Сокровища Гипербореи - стр. 5
– Гера, плесни-ка еще разок, видишь, вроде очухался!
Голос сверху был удивительно писклявым, но видимо не в тембре было дело – звякнуло ведро, и поток воды вновь захлестнул меня.
На этот раз я задержал дыхание и широко раскрыл рот. Затхлая вода отдавала ржавым железом, но после пары глотков в голове немного прояснилось, хотя затылок ныл так, будто его зажали в огромные тиски.
Стоически переждав очередной ноющий спазм, я открыл глаза.
Надо мною, упиваясь своим выигрышным положением, покачивался с пятки на носок обладатель новых ботинок.
Худющий, как сушеная вобла, он пропищал:
– Очнулся? Гера, кличь народ! Хватит им с кустов пылюку сбивать.
Сбоку выросла фигура давешнего увальня:
– Петрович, а… этот как же?
– А что с ним станется? Ты же видишь – дохляк! Не скоро оклемается. А чуть рыпнется, так я ему из пистоля третью дырку промеж глаз спроворю!
Они оба довольно заржали и Гера захлопнул за собой дверь. Наступившая тишина лишь изредка нарушалась стуком капель о жестяное дно ведра. С каждым стуком секунды отпущенного мне времени таяли безвозвратно, и вместе с ними так же стремительно таяли мои шансы на благополучный исход.
Стиснув зубы, я многократно участил пульс, жутко взревел, и со всей проворностью, на которую может быть способен обреченный, вскочил на ноги.

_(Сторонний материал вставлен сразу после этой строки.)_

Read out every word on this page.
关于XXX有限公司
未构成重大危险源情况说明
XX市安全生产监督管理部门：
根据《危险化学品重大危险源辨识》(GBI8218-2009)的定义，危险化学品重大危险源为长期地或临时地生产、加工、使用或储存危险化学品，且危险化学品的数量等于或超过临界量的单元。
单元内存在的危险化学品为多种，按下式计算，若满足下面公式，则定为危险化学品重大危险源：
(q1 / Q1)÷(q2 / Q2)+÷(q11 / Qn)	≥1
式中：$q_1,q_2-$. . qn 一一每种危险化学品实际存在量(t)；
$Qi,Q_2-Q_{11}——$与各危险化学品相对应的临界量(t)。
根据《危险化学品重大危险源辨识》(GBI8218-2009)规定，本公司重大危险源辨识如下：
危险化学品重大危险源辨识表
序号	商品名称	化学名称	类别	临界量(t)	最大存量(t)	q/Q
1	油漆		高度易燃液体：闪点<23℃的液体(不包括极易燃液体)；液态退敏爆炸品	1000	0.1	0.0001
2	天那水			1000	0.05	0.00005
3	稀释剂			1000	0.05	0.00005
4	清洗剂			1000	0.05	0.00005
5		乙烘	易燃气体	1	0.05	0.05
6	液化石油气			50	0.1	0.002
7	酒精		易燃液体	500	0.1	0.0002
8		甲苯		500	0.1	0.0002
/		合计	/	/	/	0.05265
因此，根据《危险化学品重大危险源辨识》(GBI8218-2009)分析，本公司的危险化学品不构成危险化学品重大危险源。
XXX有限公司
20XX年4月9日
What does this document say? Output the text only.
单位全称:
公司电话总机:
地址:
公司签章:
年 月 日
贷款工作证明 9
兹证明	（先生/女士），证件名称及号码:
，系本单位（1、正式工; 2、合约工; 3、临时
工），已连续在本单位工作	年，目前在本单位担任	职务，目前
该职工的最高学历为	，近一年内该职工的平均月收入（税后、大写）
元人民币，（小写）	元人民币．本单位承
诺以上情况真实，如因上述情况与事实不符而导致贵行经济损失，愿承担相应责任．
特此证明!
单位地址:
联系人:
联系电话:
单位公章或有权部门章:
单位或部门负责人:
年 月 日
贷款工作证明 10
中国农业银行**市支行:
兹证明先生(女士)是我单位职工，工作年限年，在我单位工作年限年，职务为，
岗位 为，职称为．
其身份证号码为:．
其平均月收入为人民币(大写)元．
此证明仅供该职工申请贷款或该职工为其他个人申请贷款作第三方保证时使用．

Худосочный Петрович не успел вскинуть свой «пистоль» системы Макарова, как я с короткого замаха, но очень сладостно саданул его под ухо. Очки с него улетели куда-то вслед за пистолетом, и он, испугав меня неестественно вывернувшейся головой, рухнул лицом на пол.
Уголок конверта, торчащий из кармана пиджака Петровича, породил в моей напрочь разбитой голове небезынтересную мысль. Похоже было, что бесконечные удары по голове оказывают на нее самое благоприятное воздействие – ко мне вернулось не только странное спокойствие, но и способность здраво мыслить. Конверт перекочевал в мой карман, и я принялся приводить Петровича в чувство.
Не сразу, но он все же подал признаки жизни. Размазывая кровь по разбитому об пол лицу, он остановил плывущий взор на моей приветливой физиономии, и в зрачках его близоруко сощурившихся глаз стал шириться ужас.
Я подобрал оброненный им пистолет:
– Ну?!
Но мой потрясенный оппонент, отъехавши в спасительный для психики мир, все еще находился в несогласии с реальностью. Он вращал округлившимися глазами по сторонам, не желая смириться то ли с удручающей действительностью, то ли с чувством острой сосущей тоски по сменившейся на сцене декорации.
Мое состояние тоже было не из лучших, но кое-что из спецкурса по психоанализу я все же помнил – впечатлительных субъектов из невменяемого состояния проще выводить искренностью демонстрируемых намерений.
Наотмашь хлестнув его по лицу, я решительно передернул затвор пистолета и жестко, кроша зубы, сунул ствол в его рот:
– Повторять больше не буду, один вопрос – один ответ. Кто послал?! С какой целью?!
Сеанс психотерапии удался. Рассеченные губы искривились, волна животного страха прокатилась по его лицу, и стуча раскровенившимися зубами о ствол, он что-то прохрипел.
Я переставил пистолет к переносице:
– Говори…
Сводя зрачки к дульному отверстию ствола, и не отрывая от него полных робкой надежды глаз, Петрович торопливо защебетал.
По поводу меня, как оказалось, хлопотал некий господин, в определенных кругах известный как Грек. Человек с большим весом в этих кругах и с немалым капиталом. Навещая иногда Отечество, Грек предается утехам в любимом своем детище, в казино «Венеция», куда и должны были доставить меня его молодцы. А хлопотал Грек по поводу моего наследства. Якобы завещанного мне предком, неким князем.